Je suis enfin installée chez moi, avec une belle terrasse, avec des meubles qui sont les miens, et je tente de faire le deuil de ma vie passée. C'est parfois un peu compliqué, surtout quand tout vous rappelle à elle : votre mère malheureuse, des cartons ouvert avec des "je t'aime" dedans, des tracts, des cours de l'année dernière. Que vous vous souvenez parfaitement de ce que vous faisiez tel ou tel jour, les anniversaires que vous aimeriez oublier, les premières fois aussi.

D'un côté les chaînes de la mémoire, de l'autre l'appel très fort de la vie nouvelle.

Les amis, les soirées qui s'enchaînent, le sport, les cours, toujours les amis, une nouvelle routine à apprivoiser, savoir quand manger, quand dormir, écouter son corps, toujours le sport, le baby sitting. Tout s'enchaine et s déroule naturellement. Déjà un mois de cours, j'ai tellement l'impression d'être en retard, et si je n'y arrivais pas, si je ne pouvais pas réussir. Est ce que j'ai encore le droit au bonheur ?

J'ai du mal à prendre certaines décisions, qui je sais, seront sûrement celles qui feront mon bonheur.

Je couche toujours avec le même garçon, depuis maintenant trois mois. Je pense qu'il est en train de s'attacher, mais ce n'est pas du tout.

(Reprise du post quelques heures plus tard même jour)

Je prends l'habitude de ne pas écrire d'un jet, de ne pas me relire aussi.

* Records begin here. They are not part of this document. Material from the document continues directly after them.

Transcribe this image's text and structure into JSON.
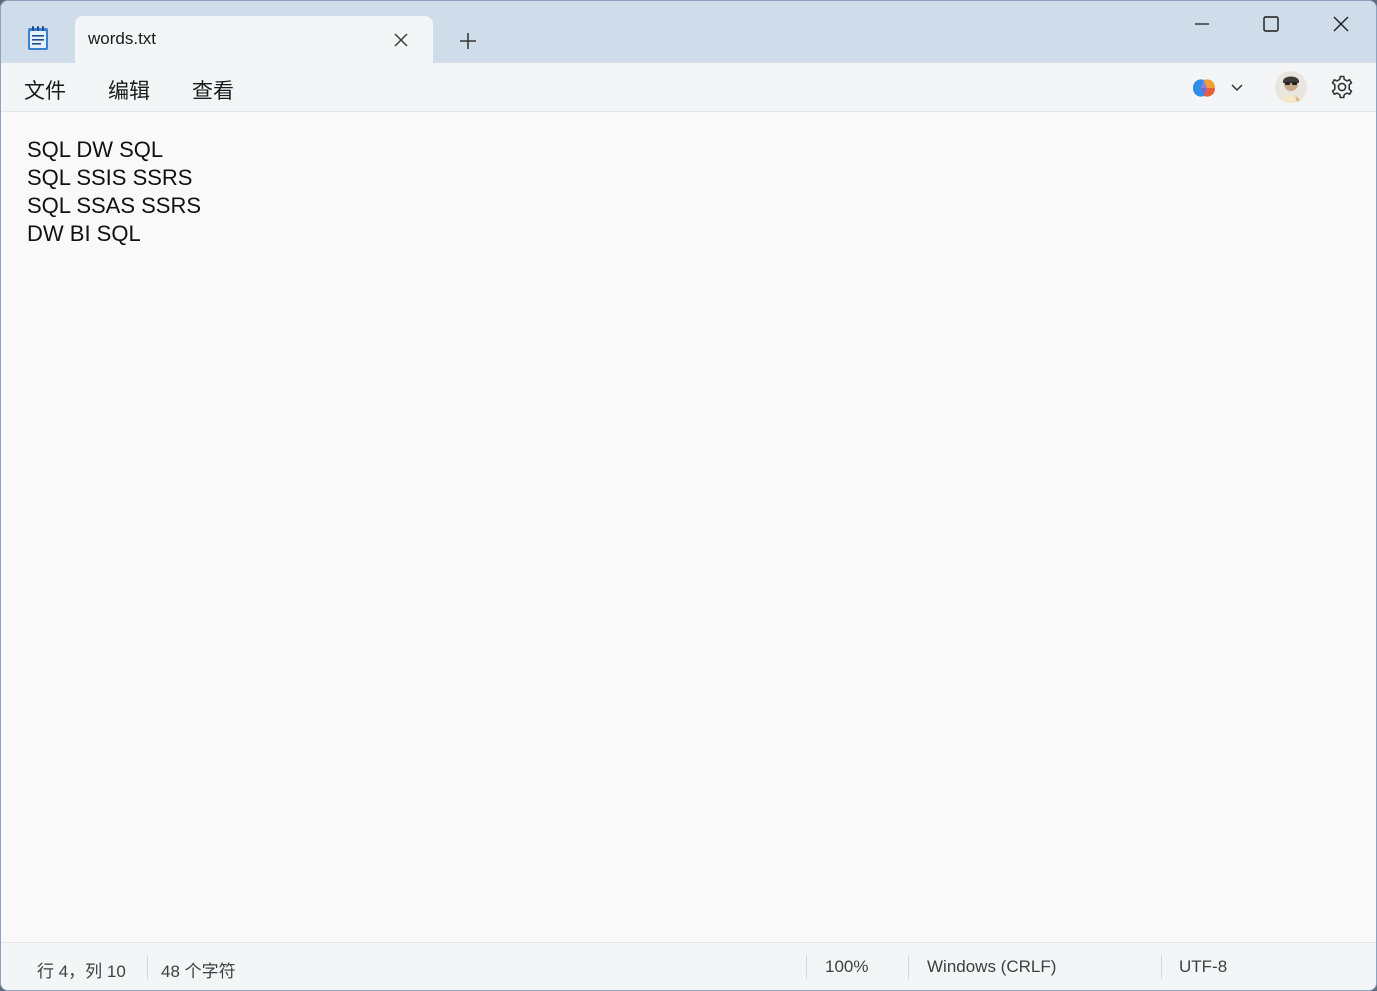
{
  "titlebar": {
    "tab_title": "words.txt",
    "new_tab_label": "+"
  },
  "menu": {
    "file": "文件",
    "edit": "编辑",
    "view": "查看"
  },
  "editor": {
    "lines": [
      "SQL DW SQL",
      "SQL SSIS SSRS",
      "SQL SSAS SSRS",
      "DW BI SQL"
    ]
  },
  "status": {
    "position": "行 4，列 10",
    "char_count": "48 个字符",
    "zoom": "100%",
    "line_ending": "Windows (CRLF)",
    "encoding": "UTF-8"
  },
  "icons": {
    "app": "notepad-icon",
    "tab_close": "close-icon",
    "minimize": "minimize-icon",
    "maximize": "maximize-icon",
    "close": "close-icon",
    "copilot": "copilot-icon",
    "dropdown": "chevron-down-icon",
    "account": "avatar",
    "settings": "gear-icon"
  },
  "colors": {
    "titlebar_bg": "#cfdcea",
    "tab_bg": "#f3f5f7",
    "editor_bg": "#f9f9f9"
  }
}
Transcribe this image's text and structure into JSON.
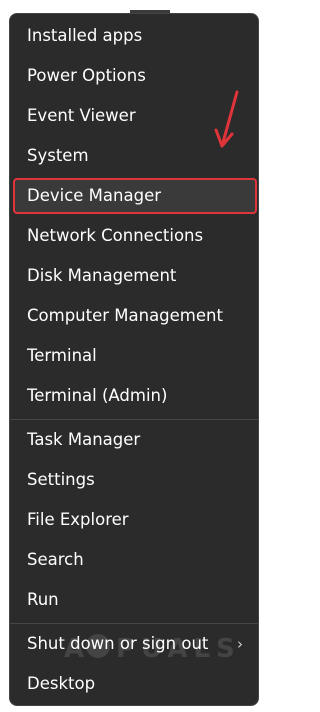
{
  "menu": {
    "items": [
      {
        "id": "installed-apps",
        "label": "Installed apps"
      },
      {
        "id": "power-options",
        "label": "Power Options"
      },
      {
        "id": "event-viewer",
        "label": "Event Viewer"
      },
      {
        "id": "system",
        "label": "System"
      },
      {
        "id": "device-manager",
        "label": "Device Manager",
        "highlighted": true
      },
      {
        "id": "network-connections",
        "label": "Network Connections"
      },
      {
        "id": "disk-management",
        "label": "Disk Management"
      },
      {
        "id": "computer-management",
        "label": "Computer Management"
      },
      {
        "id": "terminal",
        "label": "Terminal"
      },
      {
        "id": "terminal-admin",
        "label": "Terminal (Admin)"
      },
      {
        "id": "task-manager",
        "label": "Task Manager"
      },
      {
        "id": "settings",
        "label": "Settings"
      },
      {
        "id": "file-explorer",
        "label": "File Explorer"
      },
      {
        "id": "search",
        "label": "Search"
      },
      {
        "id": "run",
        "label": "Run"
      },
      {
        "id": "shut-down",
        "label": "Shut down or sign out",
        "submenu_icon": "chevron-right-icon"
      },
      {
        "id": "desktop",
        "label": "Desktop"
      }
    ]
  },
  "annotation": {
    "color": "#e0343a",
    "icon": "red-arrow-icon"
  },
  "watermark": {
    "text": "APPUALS",
    "icon": "appuals-logo-icon"
  }
}
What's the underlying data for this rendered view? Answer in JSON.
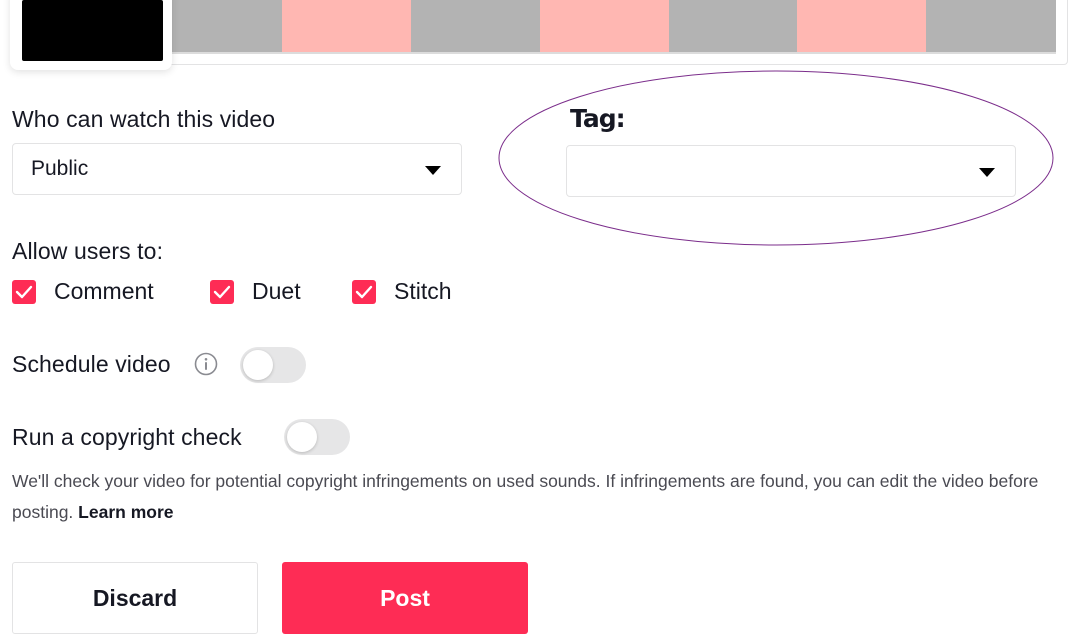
{
  "thumbnail_strip": {
    "segment_colors": [
      "#b3b3b3",
      "#ffb7b2",
      "#b3b3b3",
      "#ffb7b2",
      "#b3b3b3",
      "#ffb7b2",
      "#b3b3b3"
    ]
  },
  "privacy": {
    "label": "Who can watch this video",
    "selected": "Public"
  },
  "tag": {
    "label": "Tag:",
    "selected": "",
    "annotation_color": "#7b2d8b"
  },
  "permissions": {
    "label": "Allow users to:",
    "options": [
      {
        "label": "Comment",
        "checked": true
      },
      {
        "label": "Duet",
        "checked": true
      },
      {
        "label": "Stitch",
        "checked": true
      }
    ]
  },
  "schedule": {
    "label": "Schedule video",
    "icon": "info-icon",
    "enabled": false
  },
  "copyright": {
    "label": "Run a copyright check",
    "enabled": false,
    "description": "We'll check your video for potential copyright infringements on used sounds. If infringements are found, you can edit the video before posting.",
    "learn_more": "Learn more"
  },
  "actions": {
    "discard_label": "Discard",
    "post_label": "Post"
  },
  "colors": {
    "accent": "#fe2c55",
    "toggle_off": "#e6e6e7",
    "text": "#161823"
  }
}
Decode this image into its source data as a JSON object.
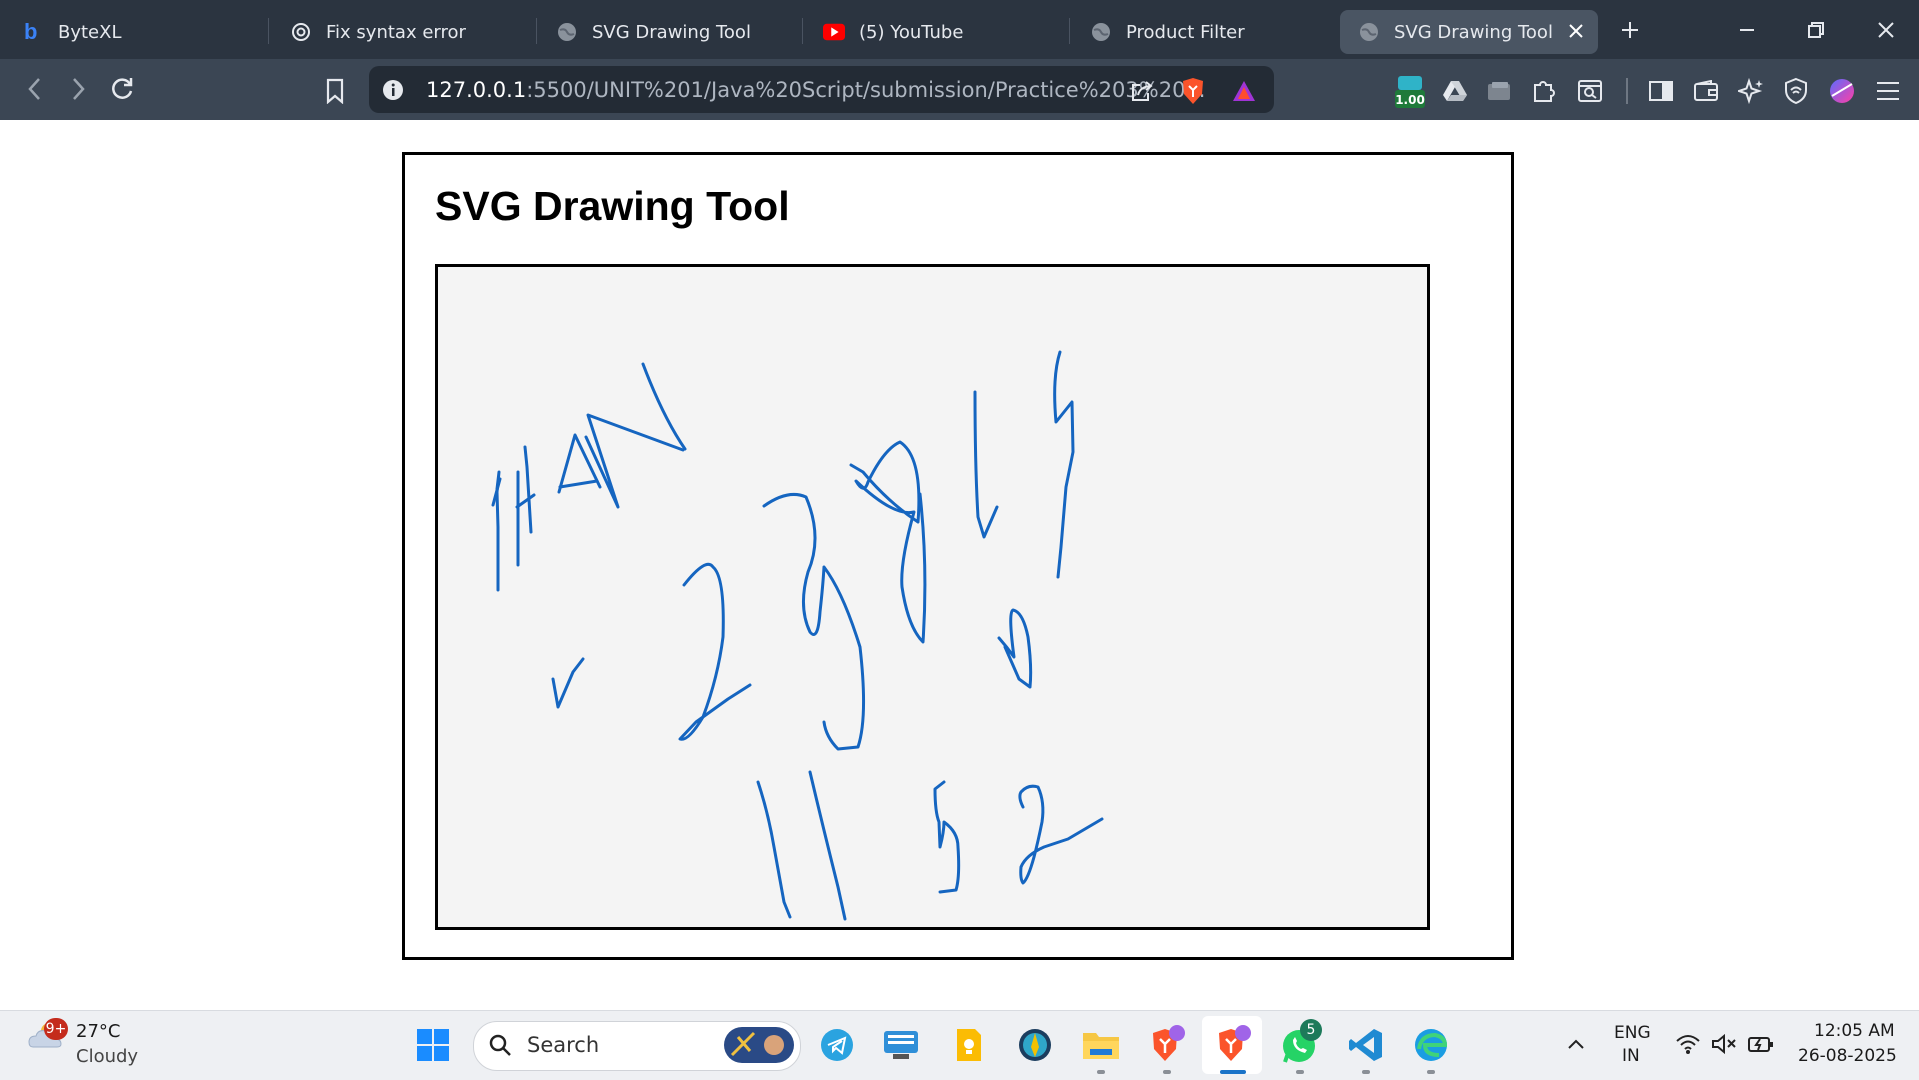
{
  "browser": {
    "tabs": [
      {
        "label": "ByteXL",
        "icon": "bytexl-icon"
      },
      {
        "label": "Fix syntax error",
        "icon": "openai-icon"
      },
      {
        "label": "SVG Drawing Tool",
        "icon": "globe-icon"
      },
      {
        "label": "(5) YouTube",
        "icon": "youtube-icon"
      },
      {
        "label": "Product Filter",
        "icon": "globe-icon"
      },
      {
        "label": "SVG Drawing Tool",
        "icon": "globe-icon",
        "active": true
      }
    ],
    "url_host": "127.0.0.1",
    "url_rest": ":5500/UNIT%201/Java%20Script/submission/Practice%203%20...",
    "extension_badge": "1.00"
  },
  "page": {
    "title": "SVG Drawing Tool"
  },
  "taskbar": {
    "weather_temp": "27°C",
    "weather_desc": "Cloudy",
    "weather_badge": "9+",
    "search_placeholder": "Search",
    "whatsapp_badge": "5",
    "lang_top": "ENG",
    "lang_bottom": "IN",
    "time": "12:05 AM",
    "date": "26-08-2025"
  },
  "colors": {
    "stroke": "#1565c0",
    "tabbar": "#2b3440",
    "toolbar": "#3b4654",
    "canvas_bg": "#f4f4f4"
  }
}
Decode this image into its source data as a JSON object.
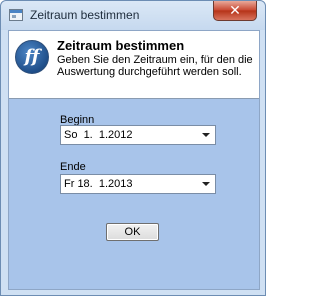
{
  "window": {
    "title": "Zeitraum bestimmen",
    "close_glyph": "✕"
  },
  "header": {
    "logo_text": "ff",
    "title": "Zeitraum bestimmen",
    "description": "Geben Sie den Zeitraum ein, für den die Auswertung durchgeführt werden soll."
  },
  "begin": {
    "label": "Beginn",
    "value": "So  1.  1.2012"
  },
  "end": {
    "label": "Ende",
    "value": "Fr 18.  1.2013"
  },
  "buttons": {
    "ok_label": "OK"
  },
  "colors": {
    "client_bg": "#a8c4ea",
    "titlebar": "#c6d9ef",
    "close_button": "#c7452e"
  }
}
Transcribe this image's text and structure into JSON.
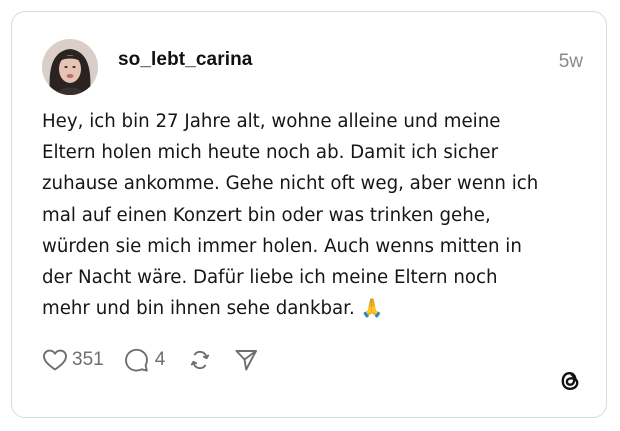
{
  "post": {
    "username": "so_lebt_carina",
    "timestamp": "5w",
    "text": "Hey, ich bin 27 Jahre alt, wohne alleine und meine\nEltern holen mich heute noch ab. Damit ich sicher\nzuhause ankomme. Gehe nicht oft weg, aber wenn ich\nmal auf einen Konzert bin oder was trinken gehe,\nwürden sie mich immer holen. Auch wenns mitten in\nder Nacht wäre. Dafür liebe ich meine Eltern noch\nmehr und bin ihnen sehe dankbar. 🙏"
  },
  "actions": {
    "likes": "351",
    "replies": "4",
    "like_icon": "heart-icon",
    "reply_icon": "comment-icon",
    "repost_icon": "repost-icon",
    "share_icon": "send-icon"
  },
  "brand": {
    "logo": "threads-logo",
    "text_color": "#161616",
    "muted_color": "#6e6e6e",
    "border_color": "#dadada"
  }
}
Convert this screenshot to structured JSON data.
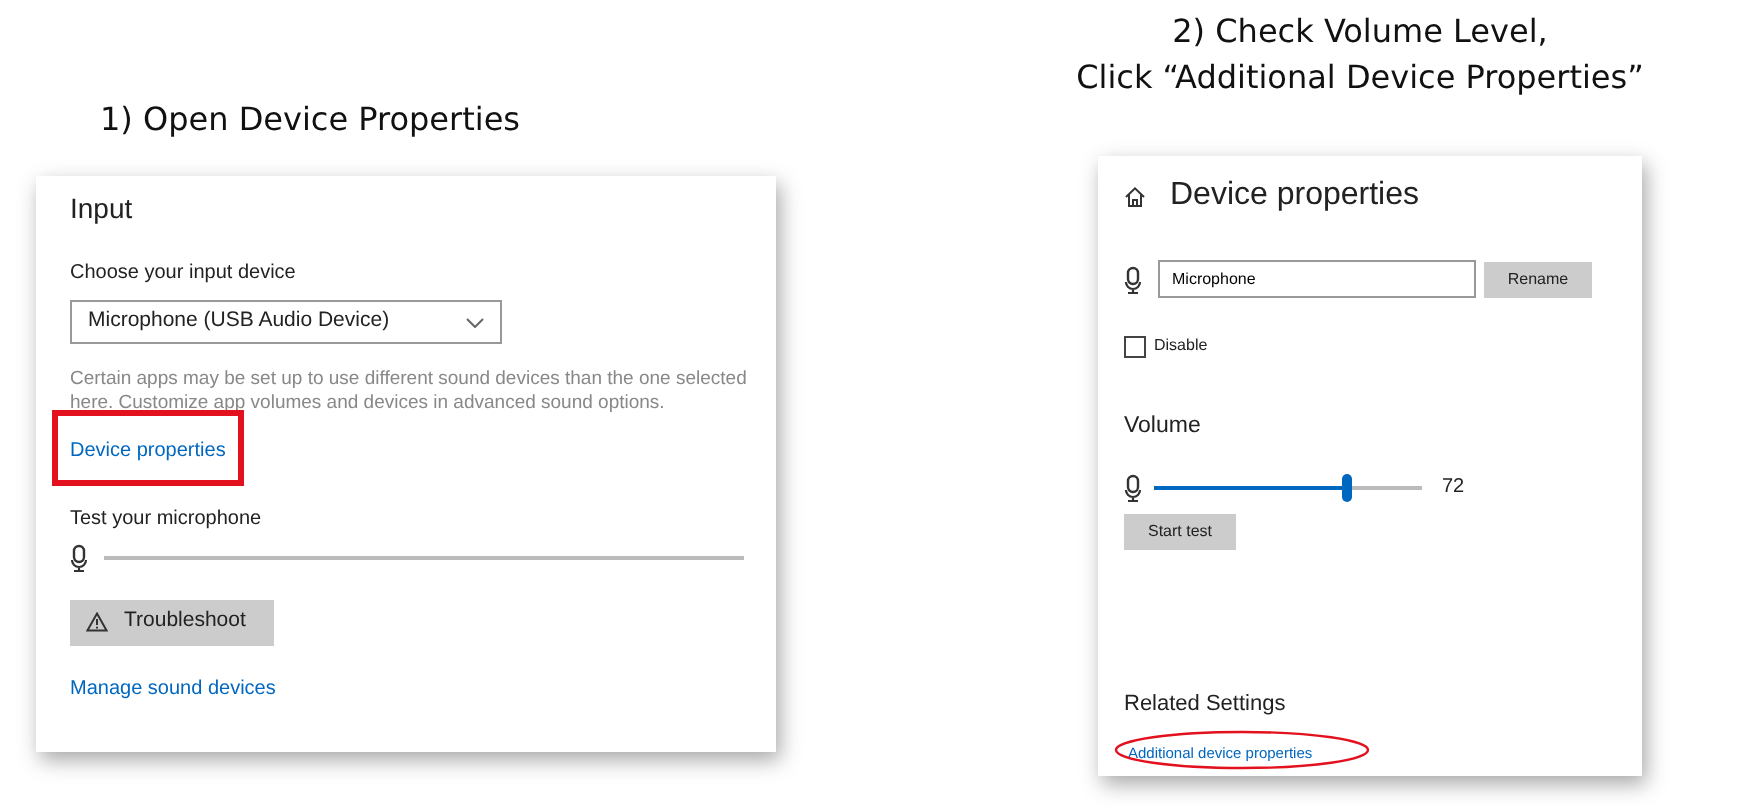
{
  "step_1": {
    "heading": "1) Open Device Properties",
    "panel": {
      "title": "Input",
      "device_label": "Choose your input device",
      "device_dropdown": {
        "value": "Microphone (USB Audio Device)"
      },
      "description": "Certain apps may be set up to use different sound devices than the one selected here. Customize app volumes and devices in advanced sound options.",
      "device_link": {
        "label": "Device properties",
        "highlighted": true,
        "kind": "rectangle"
      },
      "test_label": "Test your microphone",
      "mic_meter": {
        "level": 0
      },
      "troubleshoot_button": "Troubleshoot",
      "manage_link": "Manage sound devices"
    }
  },
  "step_2": {
    "heading_lines": [
      "2) Check Volume Level,",
      "Click “Additional Device Properties”"
    ],
    "panel": {
      "title": "Device properties",
      "name_field": {
        "value": "Microphone"
      },
      "rename_button": "Rename",
      "disable_checkbox": {
        "label": "Disable",
        "checked": false
      },
      "volume_title": "Volume",
      "volume_slider": {
        "level": 0.72
      },
      "volume_reading": "72",
      "start_test_button": "Start test",
      "related_title": "Related Settings",
      "additional_link": {
        "label": "Additional device properties",
        "highlighted": true,
        "kind": "ellipse"
      }
    }
  }
}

L'homme dans mon lit a finalement été viré parce que, je n'en pouvais plus et je pense aussi que je méritais mieux. C'est très péteux, mais c'est vrai. Et ça c'est à cause de Bj.

Il y a eu B. aussi et d'autres. Cela passe, cela vient. Je reprends confiance en moi.

Et si je parlais de Bj dans un prochains posts ? On verra...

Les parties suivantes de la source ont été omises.